What is the difference between JSON and JSONC?+

JSONC is JSON with Comments — used by VS Code settings and TypeScript's tsconfig.json. It allows // and /* */ comments. Standard JSON.parse() will throw on JSONC input.

Why doesn't JSON support comments?+

Douglas Crockford intentionally removed comments. His reasoning: comments would be used for parsing directives, breaking interoperability. For human-edited config files, use JSONC or YAML instead.

Can JSON have trailing commas?+

No. Trailing commas after the last item in an array or last property in an object are a syntax error. They cause JSON.parse() to throw. JSONC and JSON5 do allow trailing commas.

What is the maximum size for a JSON file?+

The spec defines no limit. Node.js (V8) can parse JSON up to ~512 MB in a single call. For very large datasets, use streaming parsers or NDJSON (newline-delimited JSON).

How do I validate JSON in VS Code?+

VS Code validates .json files automatically. For JSON Schema validation, add a '$schema' key or configure 'json.schemas' in settings. The JSON Language Server highlights errors inline.
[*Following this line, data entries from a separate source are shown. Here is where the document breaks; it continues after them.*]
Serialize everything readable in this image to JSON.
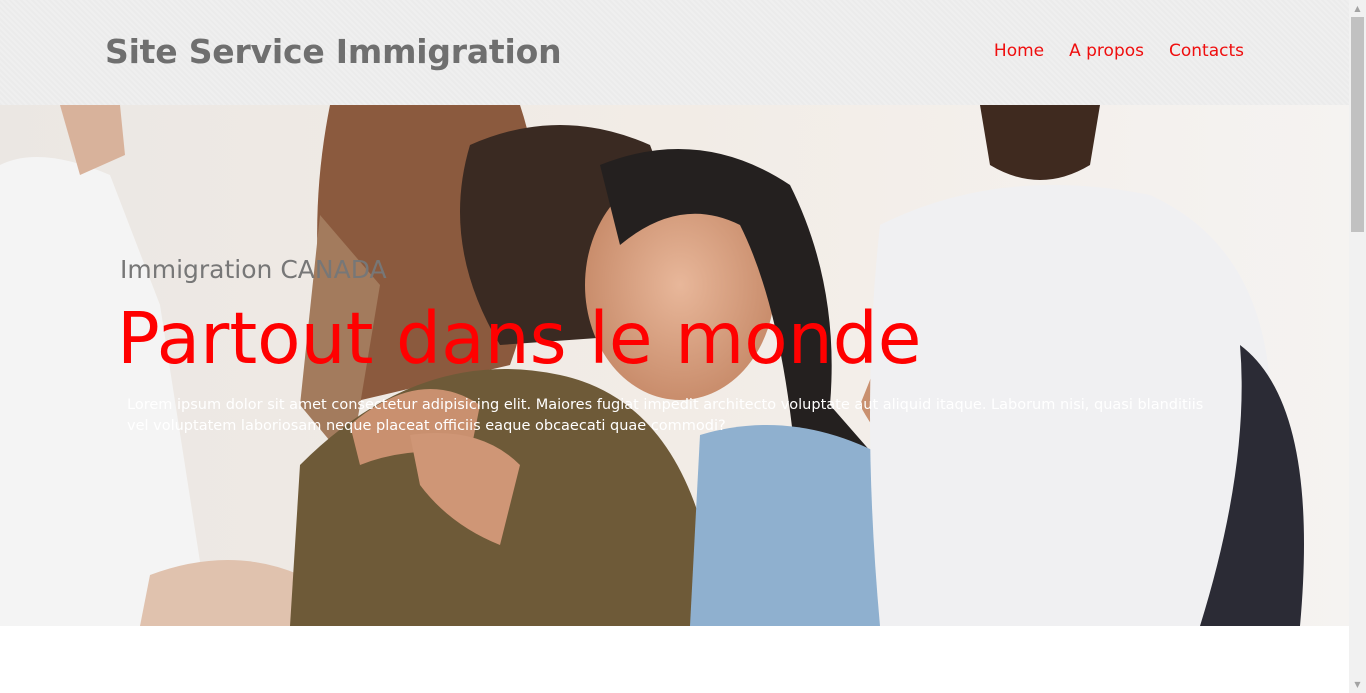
{
  "navbar": {
    "brand": "Site Service Immigration",
    "links": [
      "Home",
      "A propos",
      "Contacts"
    ]
  },
  "hero": {
    "subtitle": "Immigration CANADA",
    "title": "Partout dans le monde",
    "text": "Lorem ipsum dolor sit amet consectetur adipisicing elit. Maiores fugiat impedit architecto voluptate aut aliquid itaque. Laborum nisi, quasi blanditiis vel voluptatem laboriosam neque placeat officiis eaque obcaecati quae commodi?",
    "image_description_icon": "hero-photo"
  },
  "colors": {
    "accent": "#ff0000",
    "nav_link": "#ef0e0e",
    "brand_text": "#6f6f6f",
    "navbar_bg": "#efefef"
  }
}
What is the difference between JSON.parse() and eval()?+

Always use JSON.parse(). eval() executes any JavaScript expression — including malicious code — making it a remote code execution vulnerability with untrusted input. JSON.parse() only accepts valid JSON.

Is JSON case-sensitive?+

Yes. 'Name', 'name', and 'NAME' are three distinct keys. Boolean values true and false must be lowercase — 'True' or 'TRUE' causes a parse error.